CounseLLM: Empathy-Aligned Conversational Support
CounseLLM is an 8 billion parameter causal language model developed by Gowtham Arulmozhii, built upon Meta's Llama 3.1 8B Instruct. Its core distinction lies in its specialized two-stage alignment pipeline, designed to enhance empathetic conversational capabilities for mental health support.
Key Capabilities & Training
- Empathy-Aligned: Fine-tuned using a two-stage process: Supervised Fine-Tuning (SFT) on 36,000 multi-source counseling examples, followed by Direct Preference Optimization (DPO) on approximately 2,000 preference-filtered pairs.
- Optimized for Support: Achieves a perplexity of 3.13 and significantly higher scores in empathy, safety, relevance, and helpfulness (4.88, 4.60, 4.88, 4.48 respectively on a 1-5 GPT-4o judge scale) compared to its base and SFT versions.

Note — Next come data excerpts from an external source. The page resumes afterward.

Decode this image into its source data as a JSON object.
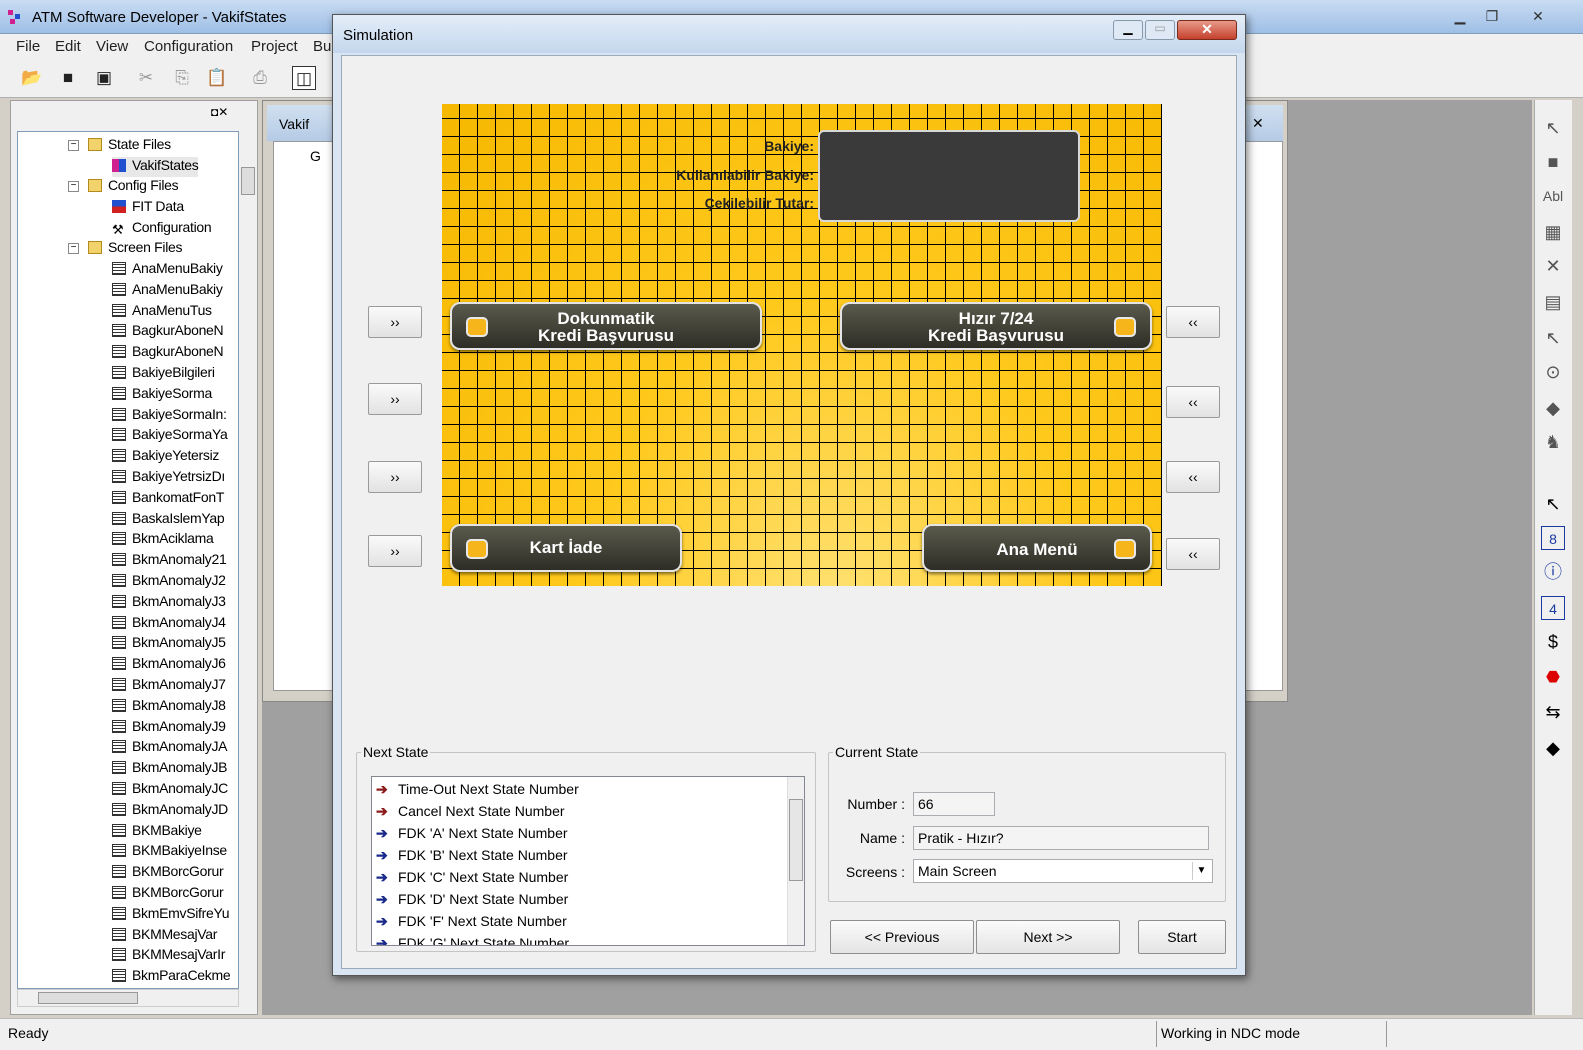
{
  "app": {
    "title": "ATM Software Developer - VakifStates"
  },
  "menu": [
    "File",
    "Edit",
    "View",
    "Configuration",
    "Project",
    "Bu"
  ],
  "tree": {
    "state_files": "State Files",
    "vakif_states": "VakifStates",
    "config_files": "Config Files",
    "fit_data": "FIT Data",
    "configuration": "Configuration",
    "screen_files": "Screen Files",
    "screens": [
      "AnaMenuBakiy",
      "AnaMenuBakiy",
      "AnaMenuTus",
      "BagkurAboneN",
      "BagkurAboneN",
      "BakiyeBilgileri",
      "BakiyeSorma",
      "BakiyeSormaIn:",
      "BakiyeSormaYa",
      "BakiyeYetersiz",
      "BakiyeYetrsizDı",
      "BankomatFonT",
      "BaskaIslemYap",
      "BkmAciklama",
      "BkmAnomaly21",
      "BkmAnomalyJ2",
      "BkmAnomalyJ3",
      "BkmAnomalyJ4",
      "BkmAnomalyJ5",
      "BkmAnomalyJ6",
      "BkmAnomalyJ7",
      "BkmAnomalyJ8",
      "BkmAnomalyJ9",
      "BkmAnomalyJA",
      "BkmAnomalyJB",
      "BkmAnomalyJC",
      "BkmAnomalyJD",
      "BKMBakiye",
      "BKMBakiyeInse",
      "BKMBorcGorur",
      "BKMBorcGorur",
      "BkmEmvSifreYu",
      "BKMMesajVar",
      "BKMMesajVarIr",
      "BkmParaCekme"
    ]
  },
  "child_window": {
    "title": "Vakif",
    "tree_root": "G"
  },
  "dialog": {
    "title": "Simulation"
  },
  "atm": {
    "balance_label": "Bakiye:",
    "usable_label": "Kullanılabilir Bakiye:",
    "withdrawable_label": "Çekilebilir Tutar:",
    "btn_touch_line1": "Dokunmatik",
    "btn_touch_line2": "Kredi Başvurusu",
    "btn_hizir_line1": "Hızır 7/24",
    "btn_hizir_line2": "Kredi Başvurusu",
    "btn_card": "Kart İade",
    "btn_menu": "Ana Menü",
    "fdk_left": "››",
    "fdk_right": "‹‹"
  },
  "next_state": {
    "legend": "Next State",
    "items": [
      {
        "label": "Time-Out Next State Number",
        "arrow": "➔",
        "color": "#8b1a1a"
      },
      {
        "label": "Cancel Next State Number",
        "arrow": "➔",
        "color": "#8b1a1a"
      },
      {
        "label": "FDK 'A' Next State Number",
        "arrow": "➔",
        "color": "#1a2a8b"
      },
      {
        "label": "FDK 'B' Next State Number",
        "arrow": "➔",
        "color": "#1a2a8b"
      },
      {
        "label": "FDK 'C' Next State Number",
        "arrow": "➔",
        "color": "#1a2a8b"
      },
      {
        "label": "FDK 'D' Next State Number",
        "arrow": "➔",
        "color": "#1a2a8b"
      },
      {
        "label": "FDK 'F' Next State Number",
        "arrow": "➔",
        "color": "#1a2a8b"
      },
      {
        "label": "FDK 'G' Next State Number",
        "arrow": "➔",
        "color": "#1a2a8b"
      }
    ]
  },
  "current_state": {
    "legend": "Current State",
    "number_label": "Number :",
    "number_value": "66",
    "name_label": "Name :",
    "name_value": "Pratik - Hızır?",
    "screens_label": "Screens :",
    "screens_value": "Main Screen"
  },
  "buttons": {
    "previous": "<< Previous",
    "next": "Next >>",
    "start": "Start"
  },
  "status": {
    "left": "Ready",
    "right": "Working in NDC mode"
  },
  "palette": {
    "text_tool": "Abl"
  }
}
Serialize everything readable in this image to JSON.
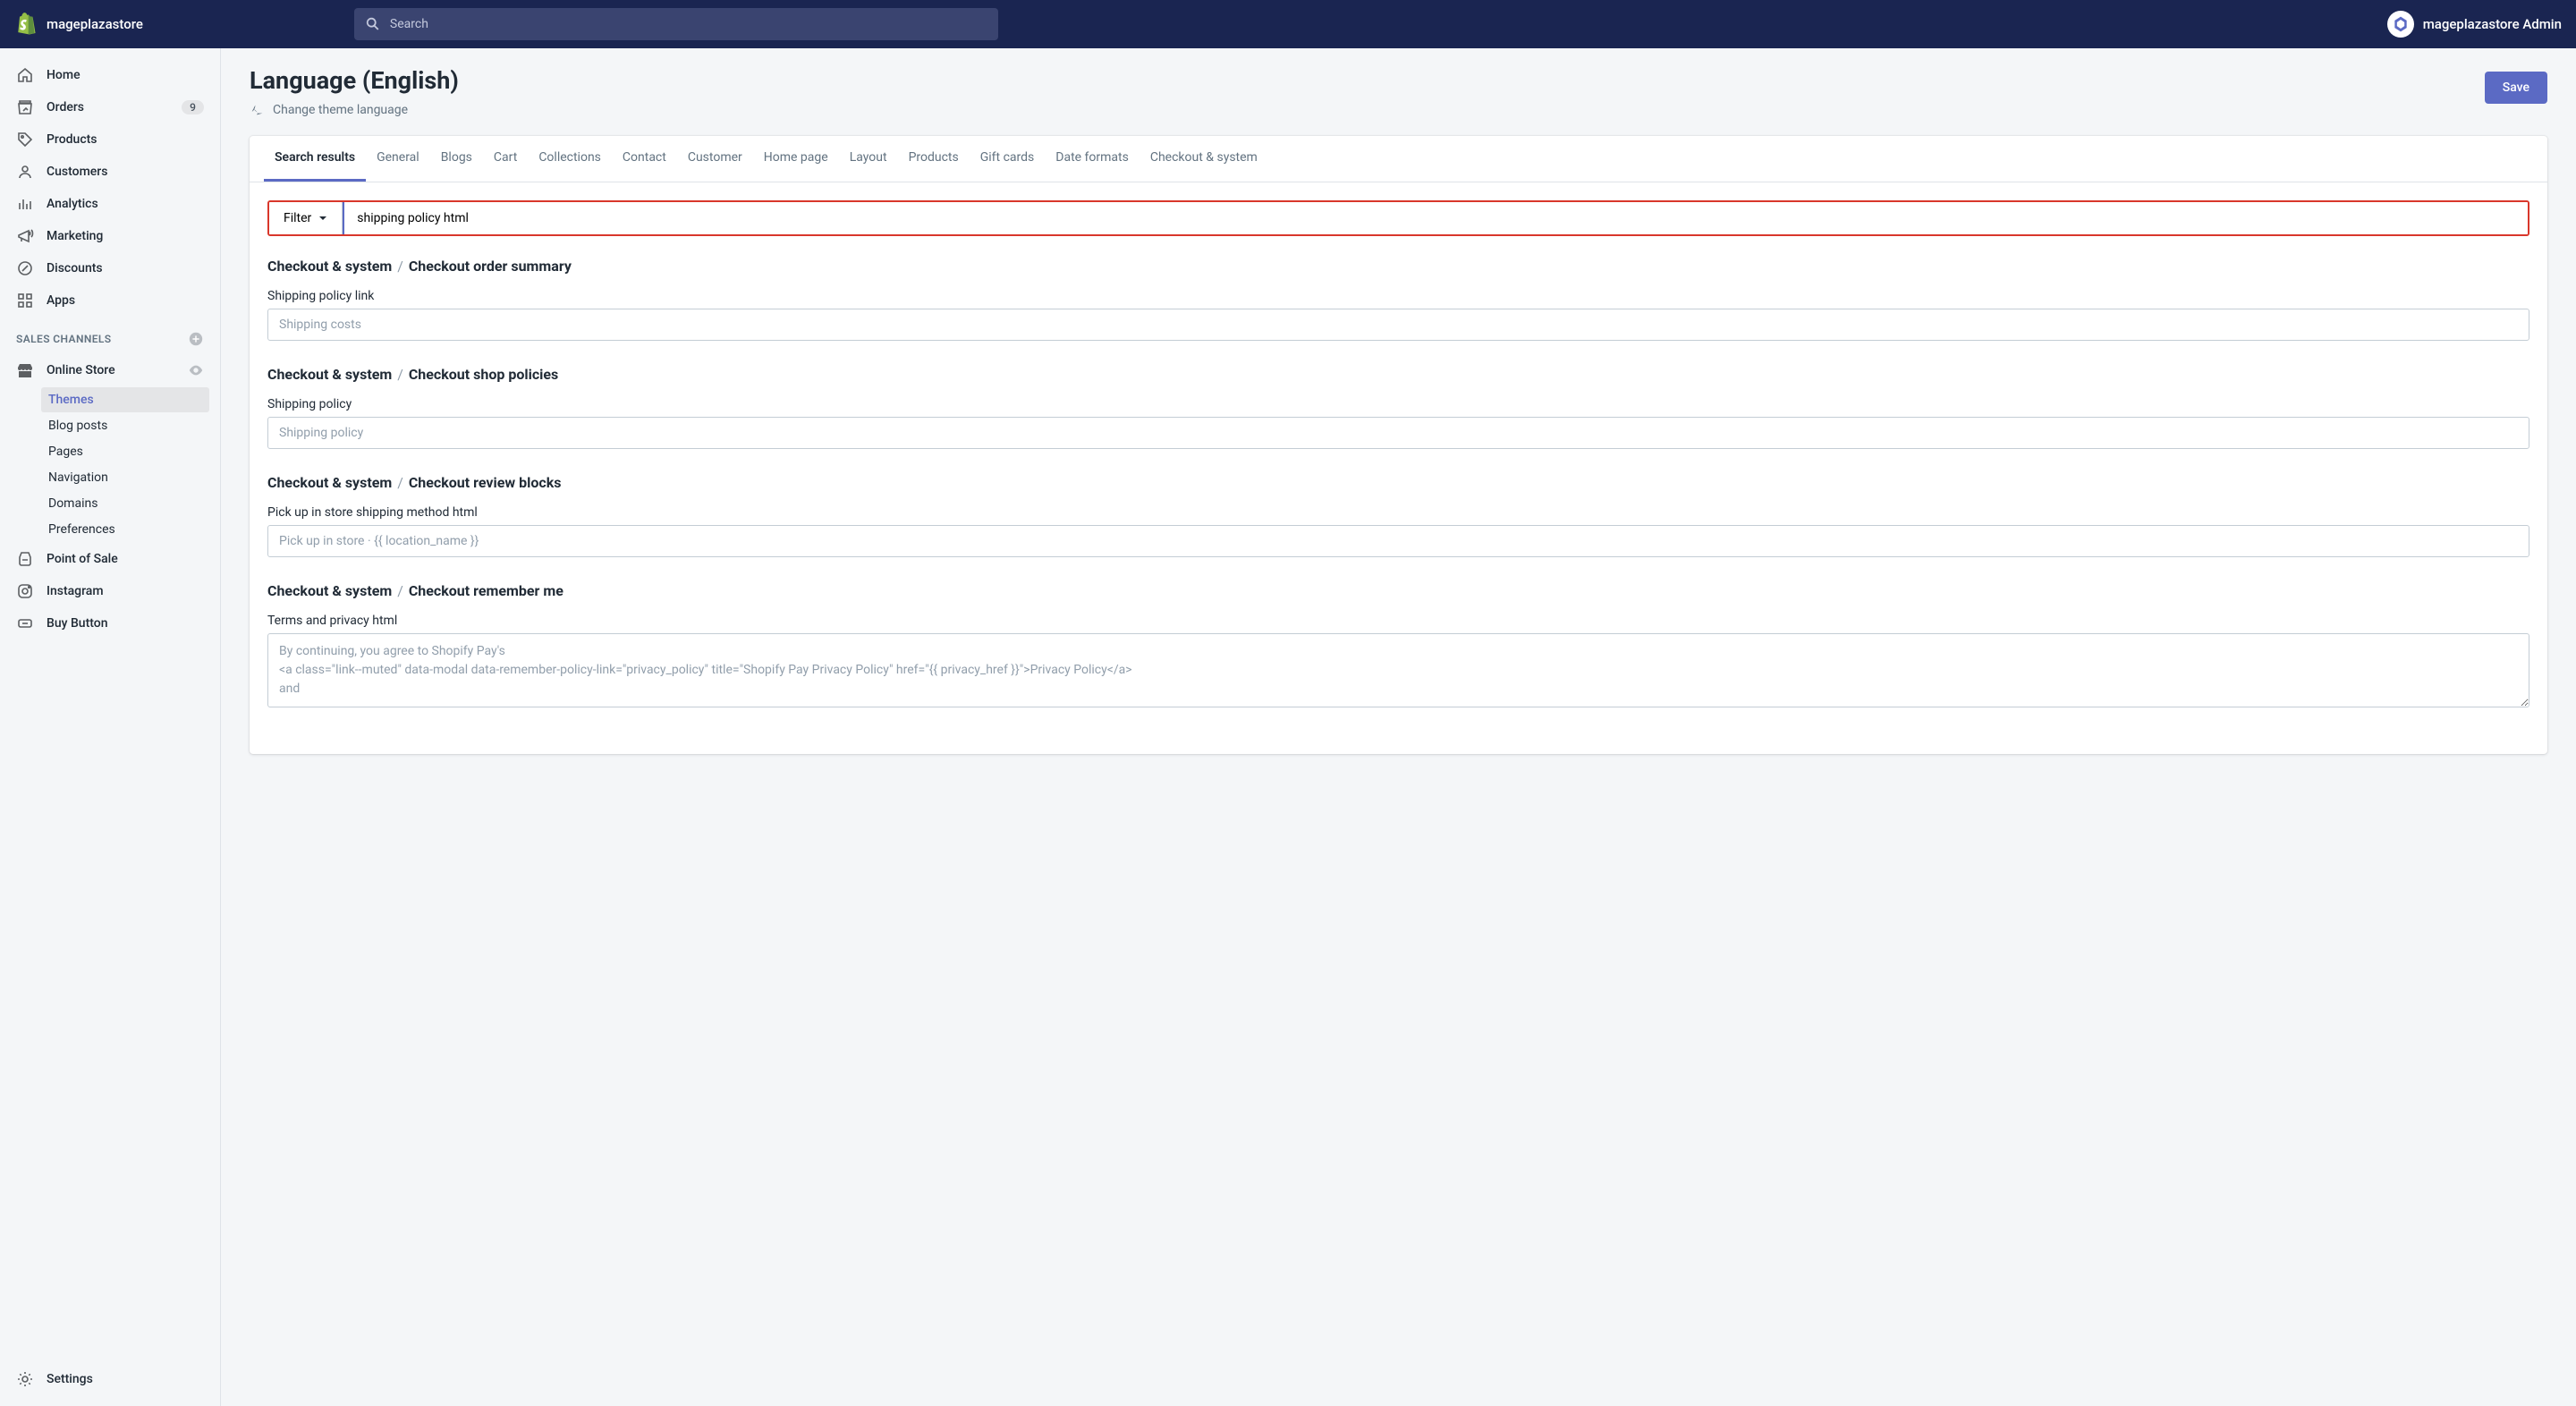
{
  "topbar": {
    "store_name": "mageplazastore",
    "search_placeholder": "Search",
    "user_name": "mageplazastore Admin"
  },
  "sidebar": {
    "items": [
      {
        "label": "Home"
      },
      {
        "label": "Orders",
        "badge": "9"
      },
      {
        "label": "Products"
      },
      {
        "label": "Customers"
      },
      {
        "label": "Analytics"
      },
      {
        "label": "Marketing"
      },
      {
        "label": "Discounts"
      },
      {
        "label": "Apps"
      }
    ],
    "section_title": "SALES CHANNELS",
    "channels": [
      {
        "label": "Online Store",
        "subitems": [
          {
            "label": "Themes",
            "active": true
          },
          {
            "label": "Blog posts"
          },
          {
            "label": "Pages"
          },
          {
            "label": "Navigation"
          },
          {
            "label": "Domains"
          },
          {
            "label": "Preferences"
          }
        ]
      },
      {
        "label": "Point of Sale"
      },
      {
        "label": "Instagram"
      },
      {
        "label": "Buy Button"
      }
    ],
    "settings_label": "Settings"
  },
  "page": {
    "title": "Language (English)",
    "subtitle": "Change theme language",
    "save_label": "Save"
  },
  "tabs": [
    "Search results",
    "General",
    "Blogs",
    "Cart",
    "Collections",
    "Contact",
    "Customer",
    "Home page",
    "Layout",
    "Products",
    "Gift cards",
    "Date formats",
    "Checkout & system"
  ],
  "filter": {
    "button_label": "Filter",
    "input_value": "shipping policy html"
  },
  "sections": [
    {
      "heading_a": "Checkout & system",
      "heading_b": "Checkout order summary",
      "field_label": "Shipping policy link",
      "placeholder": "Shipping costs",
      "value": ""
    },
    {
      "heading_a": "Checkout & system",
      "heading_b": "Checkout shop policies",
      "field_label": "Shipping policy",
      "placeholder": "Shipping policy",
      "value": ""
    },
    {
      "heading_a": "Checkout & system",
      "heading_b": "Checkout review blocks",
      "field_label": "Pick up in store shipping method html",
      "placeholder": "Pick up in store · {{ location_name }}",
      "value": ""
    },
    {
      "heading_a": "Checkout & system",
      "heading_b": "Checkout remember me",
      "field_label": "Terms and privacy html",
      "placeholder": "By continuing, you agree to Shopify Pay's\n<a class=\"link--muted\" data-modal data-remember-policy-link=\"privacy_policy\" title=\"Shopify Pay Privacy Policy\" href=\"{{ privacy_href }}\">Privacy Policy</a>\nand",
      "value": "",
      "textarea": true
    }
  ]
}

- Robust Training Data: SFT utilized diverse datasets including MentalChat16K, empathetic_dialogues, Psych8k, counsel-chat, and ESConv, while DPO leveraged the PsychoCounsel-Preference dataset.
Intended Use Cases
- Research & Education: Ideal for studying AI-assisted mental health support and alignment techniques in sensitive domains.
- Demonstration: Useful for showcasing empathy-aligned language model fine-tuning.
Important Limitations
It is crucial to note that CounseLLM is not a substitute for professional mental health care and is explicitly not intended for clinical deployment, crisis intervention, or as a replacement for therapy. Users should be aware of potential biases, generic responses, and the risk of clinically inaccurate advice.